Pour sa part, Imam Alioune Ndao a remercié toute la chambre, ainsi que tous les avocats, avant de formuler des prières pour eux. « Je rends grâce à Dieu qu’un imam se trouve dans cette composition qui nous juge, parce qu’il maitrise ce dont on parle. Je dis qu’on ne nous a pas enfermés, mais ce sont nos proches qu’on a incarcérés.
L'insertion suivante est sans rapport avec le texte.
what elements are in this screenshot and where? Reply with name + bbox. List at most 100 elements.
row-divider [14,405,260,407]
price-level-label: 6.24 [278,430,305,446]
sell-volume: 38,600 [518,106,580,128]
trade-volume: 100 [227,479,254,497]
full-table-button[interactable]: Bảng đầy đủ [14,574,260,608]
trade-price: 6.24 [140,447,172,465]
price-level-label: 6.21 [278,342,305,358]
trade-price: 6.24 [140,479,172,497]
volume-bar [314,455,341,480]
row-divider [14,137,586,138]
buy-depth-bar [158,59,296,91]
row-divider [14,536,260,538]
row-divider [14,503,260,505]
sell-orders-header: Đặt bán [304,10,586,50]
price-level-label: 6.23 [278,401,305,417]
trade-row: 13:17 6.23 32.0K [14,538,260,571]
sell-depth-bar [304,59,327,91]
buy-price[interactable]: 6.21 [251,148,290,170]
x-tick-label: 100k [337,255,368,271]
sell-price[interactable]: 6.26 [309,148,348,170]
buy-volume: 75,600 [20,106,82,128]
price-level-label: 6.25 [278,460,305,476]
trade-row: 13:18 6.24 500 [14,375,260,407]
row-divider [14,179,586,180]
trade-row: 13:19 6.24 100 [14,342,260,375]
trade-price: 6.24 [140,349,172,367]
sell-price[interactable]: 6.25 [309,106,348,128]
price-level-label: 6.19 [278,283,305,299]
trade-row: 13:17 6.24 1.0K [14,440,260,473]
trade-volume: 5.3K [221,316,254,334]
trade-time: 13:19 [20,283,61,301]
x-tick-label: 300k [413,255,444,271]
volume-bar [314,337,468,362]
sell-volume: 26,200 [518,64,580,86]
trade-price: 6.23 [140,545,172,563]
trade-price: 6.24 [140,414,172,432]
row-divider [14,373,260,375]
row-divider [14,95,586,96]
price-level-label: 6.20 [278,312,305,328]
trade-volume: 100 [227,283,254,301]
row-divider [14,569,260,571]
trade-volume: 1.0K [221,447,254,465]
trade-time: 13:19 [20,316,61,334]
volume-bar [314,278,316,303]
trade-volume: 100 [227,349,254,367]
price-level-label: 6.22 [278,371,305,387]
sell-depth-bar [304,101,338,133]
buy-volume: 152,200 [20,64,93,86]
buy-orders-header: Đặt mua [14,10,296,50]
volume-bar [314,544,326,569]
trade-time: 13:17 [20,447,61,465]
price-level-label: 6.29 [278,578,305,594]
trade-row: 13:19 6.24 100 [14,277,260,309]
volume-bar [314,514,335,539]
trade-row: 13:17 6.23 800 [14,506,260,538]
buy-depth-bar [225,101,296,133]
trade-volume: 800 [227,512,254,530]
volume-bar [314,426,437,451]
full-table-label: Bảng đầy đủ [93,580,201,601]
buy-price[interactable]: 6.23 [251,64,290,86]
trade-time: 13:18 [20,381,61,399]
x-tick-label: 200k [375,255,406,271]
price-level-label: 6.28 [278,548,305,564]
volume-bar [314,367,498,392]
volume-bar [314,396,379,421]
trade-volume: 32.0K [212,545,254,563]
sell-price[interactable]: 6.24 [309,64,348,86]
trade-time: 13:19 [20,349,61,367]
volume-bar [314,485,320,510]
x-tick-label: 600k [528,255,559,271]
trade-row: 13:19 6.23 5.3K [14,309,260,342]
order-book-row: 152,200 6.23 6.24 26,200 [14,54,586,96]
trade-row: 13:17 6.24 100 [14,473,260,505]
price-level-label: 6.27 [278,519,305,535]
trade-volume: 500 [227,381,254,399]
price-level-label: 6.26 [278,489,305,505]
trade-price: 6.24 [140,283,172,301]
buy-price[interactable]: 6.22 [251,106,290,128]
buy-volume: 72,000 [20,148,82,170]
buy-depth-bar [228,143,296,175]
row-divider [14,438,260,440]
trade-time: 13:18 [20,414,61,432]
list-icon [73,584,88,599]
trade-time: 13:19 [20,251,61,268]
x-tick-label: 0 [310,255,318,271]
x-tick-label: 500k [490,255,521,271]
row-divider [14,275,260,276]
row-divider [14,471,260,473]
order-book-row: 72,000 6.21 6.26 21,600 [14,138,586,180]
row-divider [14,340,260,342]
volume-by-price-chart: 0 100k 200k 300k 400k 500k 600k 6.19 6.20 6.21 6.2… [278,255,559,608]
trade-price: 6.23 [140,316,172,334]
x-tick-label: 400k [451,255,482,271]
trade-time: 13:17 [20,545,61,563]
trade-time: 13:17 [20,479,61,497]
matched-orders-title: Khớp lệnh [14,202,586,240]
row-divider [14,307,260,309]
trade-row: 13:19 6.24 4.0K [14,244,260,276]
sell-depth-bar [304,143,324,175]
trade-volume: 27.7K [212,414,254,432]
Dans notre association, personne n’a jamais tué, violenté, ni agressé », a-t-il asséné.

Il a par ailleurs salué la noblesse de la fonction d’avocat : « Si je savais que c’était cela le métier d’avocat, c’est moi qui serait le premier à rejoindre ce corps ». Et s’adressant à la presse, il a indiqué : « que tous les médias parlent, mais tous ceux qui connaissent Alioune Ndao, savent que cela n’est pas avéré ».

Imam Ndao a également saisi cette opportunité pour revenir sur ses dures conditions carcérales. « Le jour où on m’a conduit au Camp pénal, on a chauffé la chambre où je me trouvais. J’étais tout en sueur et mes habits étaient trempés. Avant que je ne mange, ils laissent passer une odeur nauséabonde et nuisible à la respiration, etc… », a-t-il raconté.